Additionally, H.R. 1927 helps asbestos companies add significant time and delay paying [Page: H199]
trust claims to our veterans and their families by putting burdensome and costly reporting requirements on trusts, including those that already exist. One must to ask what is the real motivation for this legislation brought forward by Representative Farenthold? Rather than pursuing legislation to make it easier and less burdensome for our veterans and their families
to get the compensation they so desperately need for medical bills and end of life care, trusts will have to spend time and resources complying with these additional and unnecessary requirements at the expense of our veterans.
H.R. 1927 is a bill that its supporters claim will help asbestos victims, but the reality is that this bill only helps companies and manufacturers who knowingly poisoned our honorable men and women who have made sacrifices for our country.
We urgently ask on behalf of our members across the nation that you oppose H.R. 1927.
Please contact Hershel Gober, National Legislative Director, Military Order of the Purple Heart at email@example.com with any questions.
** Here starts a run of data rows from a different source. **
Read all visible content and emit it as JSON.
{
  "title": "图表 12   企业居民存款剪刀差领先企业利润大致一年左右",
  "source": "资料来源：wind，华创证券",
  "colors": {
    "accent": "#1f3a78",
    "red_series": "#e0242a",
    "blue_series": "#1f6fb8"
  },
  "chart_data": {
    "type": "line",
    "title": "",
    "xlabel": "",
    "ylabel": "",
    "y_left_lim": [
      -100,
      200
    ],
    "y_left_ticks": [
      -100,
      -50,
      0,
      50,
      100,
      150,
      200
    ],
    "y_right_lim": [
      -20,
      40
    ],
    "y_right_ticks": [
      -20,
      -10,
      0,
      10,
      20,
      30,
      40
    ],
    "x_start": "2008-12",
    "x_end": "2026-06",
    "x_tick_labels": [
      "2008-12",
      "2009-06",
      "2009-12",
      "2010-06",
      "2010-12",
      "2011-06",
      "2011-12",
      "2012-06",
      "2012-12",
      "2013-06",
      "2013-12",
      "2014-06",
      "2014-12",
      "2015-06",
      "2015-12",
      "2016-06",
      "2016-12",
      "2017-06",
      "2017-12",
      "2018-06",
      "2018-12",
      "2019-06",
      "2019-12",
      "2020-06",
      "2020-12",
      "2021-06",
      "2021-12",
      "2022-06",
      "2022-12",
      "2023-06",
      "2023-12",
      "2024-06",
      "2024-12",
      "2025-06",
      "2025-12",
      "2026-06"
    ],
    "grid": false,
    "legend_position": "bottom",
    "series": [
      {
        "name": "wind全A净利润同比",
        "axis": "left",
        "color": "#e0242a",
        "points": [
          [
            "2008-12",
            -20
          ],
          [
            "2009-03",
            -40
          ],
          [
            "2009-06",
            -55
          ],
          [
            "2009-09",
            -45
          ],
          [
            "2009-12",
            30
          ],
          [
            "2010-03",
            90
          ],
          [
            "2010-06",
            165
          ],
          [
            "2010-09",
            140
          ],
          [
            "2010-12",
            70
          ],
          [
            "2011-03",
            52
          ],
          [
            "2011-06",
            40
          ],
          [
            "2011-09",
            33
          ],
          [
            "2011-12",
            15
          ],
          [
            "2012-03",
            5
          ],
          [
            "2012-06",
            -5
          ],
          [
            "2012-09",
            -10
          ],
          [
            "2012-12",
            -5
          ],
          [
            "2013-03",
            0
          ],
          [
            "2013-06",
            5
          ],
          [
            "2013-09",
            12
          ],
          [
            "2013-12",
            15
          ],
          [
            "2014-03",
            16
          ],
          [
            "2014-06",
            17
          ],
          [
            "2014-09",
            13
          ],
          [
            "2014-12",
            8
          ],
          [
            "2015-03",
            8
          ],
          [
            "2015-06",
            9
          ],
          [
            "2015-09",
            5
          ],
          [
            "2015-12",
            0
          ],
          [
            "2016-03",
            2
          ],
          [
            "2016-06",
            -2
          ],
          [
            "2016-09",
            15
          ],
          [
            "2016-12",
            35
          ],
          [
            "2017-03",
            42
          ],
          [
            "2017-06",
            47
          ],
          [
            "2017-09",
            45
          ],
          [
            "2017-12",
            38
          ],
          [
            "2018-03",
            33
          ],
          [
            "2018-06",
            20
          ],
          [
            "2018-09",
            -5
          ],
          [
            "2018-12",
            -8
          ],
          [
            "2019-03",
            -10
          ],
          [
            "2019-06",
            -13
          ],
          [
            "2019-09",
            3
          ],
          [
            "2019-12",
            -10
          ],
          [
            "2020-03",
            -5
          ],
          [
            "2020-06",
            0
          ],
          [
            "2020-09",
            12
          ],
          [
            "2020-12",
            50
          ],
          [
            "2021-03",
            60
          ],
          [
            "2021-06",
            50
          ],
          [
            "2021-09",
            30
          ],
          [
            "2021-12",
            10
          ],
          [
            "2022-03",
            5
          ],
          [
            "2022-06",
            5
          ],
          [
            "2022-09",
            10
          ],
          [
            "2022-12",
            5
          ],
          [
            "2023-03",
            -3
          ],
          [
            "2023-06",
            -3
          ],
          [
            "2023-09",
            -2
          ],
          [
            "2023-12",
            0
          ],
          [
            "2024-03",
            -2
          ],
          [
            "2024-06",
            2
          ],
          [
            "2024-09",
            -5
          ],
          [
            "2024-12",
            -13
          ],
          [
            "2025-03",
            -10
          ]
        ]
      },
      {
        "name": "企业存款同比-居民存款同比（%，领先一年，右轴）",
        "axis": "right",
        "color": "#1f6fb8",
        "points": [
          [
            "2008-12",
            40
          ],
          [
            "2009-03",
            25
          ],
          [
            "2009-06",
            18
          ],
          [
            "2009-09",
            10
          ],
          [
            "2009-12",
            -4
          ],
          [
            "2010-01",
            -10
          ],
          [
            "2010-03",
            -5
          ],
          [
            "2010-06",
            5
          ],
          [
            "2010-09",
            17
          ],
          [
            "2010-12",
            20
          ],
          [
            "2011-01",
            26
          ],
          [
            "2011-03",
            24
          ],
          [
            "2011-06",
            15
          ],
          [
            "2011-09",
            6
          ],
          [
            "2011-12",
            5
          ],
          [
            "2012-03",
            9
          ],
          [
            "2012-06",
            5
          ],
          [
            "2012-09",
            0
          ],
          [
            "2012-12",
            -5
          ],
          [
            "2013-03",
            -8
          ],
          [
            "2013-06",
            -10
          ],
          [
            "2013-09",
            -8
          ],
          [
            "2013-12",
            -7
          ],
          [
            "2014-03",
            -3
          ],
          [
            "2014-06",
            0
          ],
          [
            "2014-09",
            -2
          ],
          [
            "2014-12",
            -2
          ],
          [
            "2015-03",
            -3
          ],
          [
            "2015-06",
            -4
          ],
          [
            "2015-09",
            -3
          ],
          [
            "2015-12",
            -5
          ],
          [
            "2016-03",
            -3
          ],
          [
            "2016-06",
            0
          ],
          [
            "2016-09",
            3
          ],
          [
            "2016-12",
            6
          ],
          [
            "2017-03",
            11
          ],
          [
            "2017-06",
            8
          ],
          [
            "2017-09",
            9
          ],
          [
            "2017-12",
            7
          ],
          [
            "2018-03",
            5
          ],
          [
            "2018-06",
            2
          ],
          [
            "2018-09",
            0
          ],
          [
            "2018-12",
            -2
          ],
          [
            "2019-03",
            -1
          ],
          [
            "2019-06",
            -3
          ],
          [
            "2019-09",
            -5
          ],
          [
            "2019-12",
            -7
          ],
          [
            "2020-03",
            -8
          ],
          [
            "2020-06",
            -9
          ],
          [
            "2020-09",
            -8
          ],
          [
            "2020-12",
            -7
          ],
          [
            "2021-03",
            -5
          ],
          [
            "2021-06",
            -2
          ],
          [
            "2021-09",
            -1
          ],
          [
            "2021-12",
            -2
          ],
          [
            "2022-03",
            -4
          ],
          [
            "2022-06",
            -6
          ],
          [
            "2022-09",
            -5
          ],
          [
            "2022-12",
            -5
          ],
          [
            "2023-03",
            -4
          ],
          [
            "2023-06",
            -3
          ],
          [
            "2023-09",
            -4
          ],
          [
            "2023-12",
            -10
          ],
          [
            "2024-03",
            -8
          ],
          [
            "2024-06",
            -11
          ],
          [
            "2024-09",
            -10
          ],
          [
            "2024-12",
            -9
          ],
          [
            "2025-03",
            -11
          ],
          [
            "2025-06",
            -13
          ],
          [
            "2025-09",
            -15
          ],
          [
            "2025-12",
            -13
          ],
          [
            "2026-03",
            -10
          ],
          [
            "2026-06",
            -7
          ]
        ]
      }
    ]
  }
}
Air Force Sergeants Association, Air Force Women's Officers Associated (AFWOA), American Veterans (AM VETS), Association of the United States Navy (AUSN), Commissioned Officers Association of the US Public Health Services, Fleet Reserve Association (FRA), Jewish War Veterans of the USA (JWV), Marine Corns Reserve Association (MCRA), Military Officers Association of America (MOAA), Military Order of the Purple Heart (MOPH), National Association of Uniformed Services (NAUS), National Defense Council,
Naval Enlisted Reserve Association, The Retired Enlisted Association (TREA), United States Coast Guard Chief Petty Officers Association, United States Army Warrant Officers Association, Vietnam Veterans Association (VVA).